DoubleClick-Übernahme EU-Kommission befragt Google-Kunden

Bevor das Online-Werbeunternehmen von dem Internet-Giganten geschluckt werden kann, sollen sich dessen Kunden äußern. Das Thema sei zu komplex, um es ohne Befragung zu entscheiden. Die Konkurrenz wird's freuen: Der Online-Werbemarkt ist hart umkämpft.


Insgesamt 3,1 Milliarden Dollar (knapp 2,3 Milliarden Euro) ist der Internetkonzern Google bereit, für seinen Rivalen Doubleclick zu zahlen. Ein Ansinnen, das Microsoft aufgeschreckt hat. Bereits kurz nach Bekanntgabe des Deals hatte der Windows-Konzern die Kartellbehörden aufgefordert, die Elefantenhochzeit besonders genau zu prüfen. Genau das scheint jetzt zu geschehen.

Google-Logo (im kalifornischen Hauptquartier): Die EU-Kommission will Kunden der Firma zur geplanten Doubleclick-Übernahme befragen
AP

Google-Logo (im kalifornischen Hauptquartier): Die EU-Kommission will Kunden der Firma zur geplanten Doubleclick-Übernahme befragen

In einem ungewöhnlichen Schritt hat die EU-Kommission Google-Kunden zu der bevorstehenden Übernahme befragt. Wie zwei mit dem Vorgang vertraute Personen am Donnerstag mitteilten, will die EU-Kommission die Meinung der Google-Kunden einholen, bevor sie die Übernahme des Internet-Werbeanbieters durch den Branchen-Riesen offiziell genehmigt.

Die Kommission habe dies veranlasst, weil es sich um eine ungewöhnlich komplexe und umstrittene Fusion handele, hieß es.

Allerdings ist Google längst nicht das einzige Internet-Unternehmen, das sich durch den Zukauf spezialisierter Firmen künftige Werbeeinnahmen sichern will. Nur wenige Woche nach Googles Ankündigung meldete Yahoo, für 680 Millionen Dollar 80 Prozent der Anteile an der Web-Werbefirma Right Media gezahlt zu haben. Microsoft zog im Mai nach, gab bekannt die Online-Werbefirma aQuantive für insgesamt sechs Milliarden Dollar übernehmen zu wollen. Und erst vor wenigen Tagen hat Yahoo auch noch den Erwerb des Internet-Werbenetzwerks BlueLithium für eine Summe von etwa 300 Millionen Dollar bekanntgegeben.

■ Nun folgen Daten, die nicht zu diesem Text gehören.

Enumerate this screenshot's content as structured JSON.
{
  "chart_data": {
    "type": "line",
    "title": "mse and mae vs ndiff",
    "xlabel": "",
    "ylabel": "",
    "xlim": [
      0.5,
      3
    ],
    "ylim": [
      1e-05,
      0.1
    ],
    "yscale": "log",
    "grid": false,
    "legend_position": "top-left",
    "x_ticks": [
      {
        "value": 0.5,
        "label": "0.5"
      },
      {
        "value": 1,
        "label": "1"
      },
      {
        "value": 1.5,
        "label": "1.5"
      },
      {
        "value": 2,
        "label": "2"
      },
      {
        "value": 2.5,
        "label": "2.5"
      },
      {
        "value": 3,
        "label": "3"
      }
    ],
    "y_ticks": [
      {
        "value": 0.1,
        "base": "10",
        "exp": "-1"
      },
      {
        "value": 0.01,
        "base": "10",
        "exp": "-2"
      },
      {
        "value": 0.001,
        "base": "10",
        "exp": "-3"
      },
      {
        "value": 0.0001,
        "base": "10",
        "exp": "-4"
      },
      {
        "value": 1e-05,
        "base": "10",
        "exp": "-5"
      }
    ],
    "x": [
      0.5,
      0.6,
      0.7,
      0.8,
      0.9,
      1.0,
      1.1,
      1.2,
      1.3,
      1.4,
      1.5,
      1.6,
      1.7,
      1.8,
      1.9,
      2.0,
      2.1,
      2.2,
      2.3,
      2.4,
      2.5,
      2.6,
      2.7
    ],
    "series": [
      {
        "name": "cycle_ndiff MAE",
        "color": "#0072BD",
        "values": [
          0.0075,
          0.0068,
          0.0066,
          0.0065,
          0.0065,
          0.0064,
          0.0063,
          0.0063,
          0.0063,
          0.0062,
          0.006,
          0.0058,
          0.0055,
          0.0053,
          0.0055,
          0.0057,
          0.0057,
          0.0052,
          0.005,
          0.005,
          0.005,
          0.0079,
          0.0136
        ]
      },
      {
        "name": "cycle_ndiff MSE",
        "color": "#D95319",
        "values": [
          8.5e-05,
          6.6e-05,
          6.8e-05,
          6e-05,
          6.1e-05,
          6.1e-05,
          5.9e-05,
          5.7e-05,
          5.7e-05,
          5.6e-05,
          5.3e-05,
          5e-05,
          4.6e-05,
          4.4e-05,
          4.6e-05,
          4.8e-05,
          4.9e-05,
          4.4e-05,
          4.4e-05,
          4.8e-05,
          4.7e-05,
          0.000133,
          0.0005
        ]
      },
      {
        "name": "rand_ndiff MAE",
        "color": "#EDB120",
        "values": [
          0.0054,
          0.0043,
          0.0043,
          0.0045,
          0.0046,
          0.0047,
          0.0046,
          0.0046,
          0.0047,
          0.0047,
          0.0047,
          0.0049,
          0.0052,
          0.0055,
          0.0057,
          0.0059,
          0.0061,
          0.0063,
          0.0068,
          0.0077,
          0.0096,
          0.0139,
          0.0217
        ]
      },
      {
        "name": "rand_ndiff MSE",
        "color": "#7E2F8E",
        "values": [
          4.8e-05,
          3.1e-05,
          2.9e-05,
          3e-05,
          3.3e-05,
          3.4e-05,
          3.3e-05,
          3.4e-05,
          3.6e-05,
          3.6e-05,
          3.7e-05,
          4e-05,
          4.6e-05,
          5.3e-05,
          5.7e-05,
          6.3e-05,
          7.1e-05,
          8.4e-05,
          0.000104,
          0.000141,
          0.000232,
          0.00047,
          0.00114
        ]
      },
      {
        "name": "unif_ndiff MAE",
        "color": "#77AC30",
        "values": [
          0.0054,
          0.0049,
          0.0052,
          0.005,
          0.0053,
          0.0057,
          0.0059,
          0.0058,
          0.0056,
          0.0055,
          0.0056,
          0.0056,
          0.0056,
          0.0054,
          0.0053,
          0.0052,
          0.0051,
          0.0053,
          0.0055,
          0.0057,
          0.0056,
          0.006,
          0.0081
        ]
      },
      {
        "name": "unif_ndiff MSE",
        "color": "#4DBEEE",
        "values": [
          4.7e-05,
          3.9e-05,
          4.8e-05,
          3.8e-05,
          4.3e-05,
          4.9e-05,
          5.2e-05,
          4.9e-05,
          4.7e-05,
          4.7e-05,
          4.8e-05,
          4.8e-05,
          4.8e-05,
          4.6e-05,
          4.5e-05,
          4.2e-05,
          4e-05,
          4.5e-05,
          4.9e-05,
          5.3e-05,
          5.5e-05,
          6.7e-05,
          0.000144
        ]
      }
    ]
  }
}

Google befürwortete den Schritt der Kommission. Das Unternehmen teilte mit, es sei positiv, die Meinung der Kunden einzuholen und den Konkurrenzkampf zu schüren. "Die EU-Kommission kann mit so vielen unserer Kunden sprechen, wie sie möchte", sagte eine Google-Sprecherin der Nachrichtenagentur Reuters.

Normalerweise wird ein entsprechender Fragebogen erst nach einem Zusammenschluss von Firmen an Kunden verschickt. Die EU gab zunächst keine Stellungnahme dazu ab.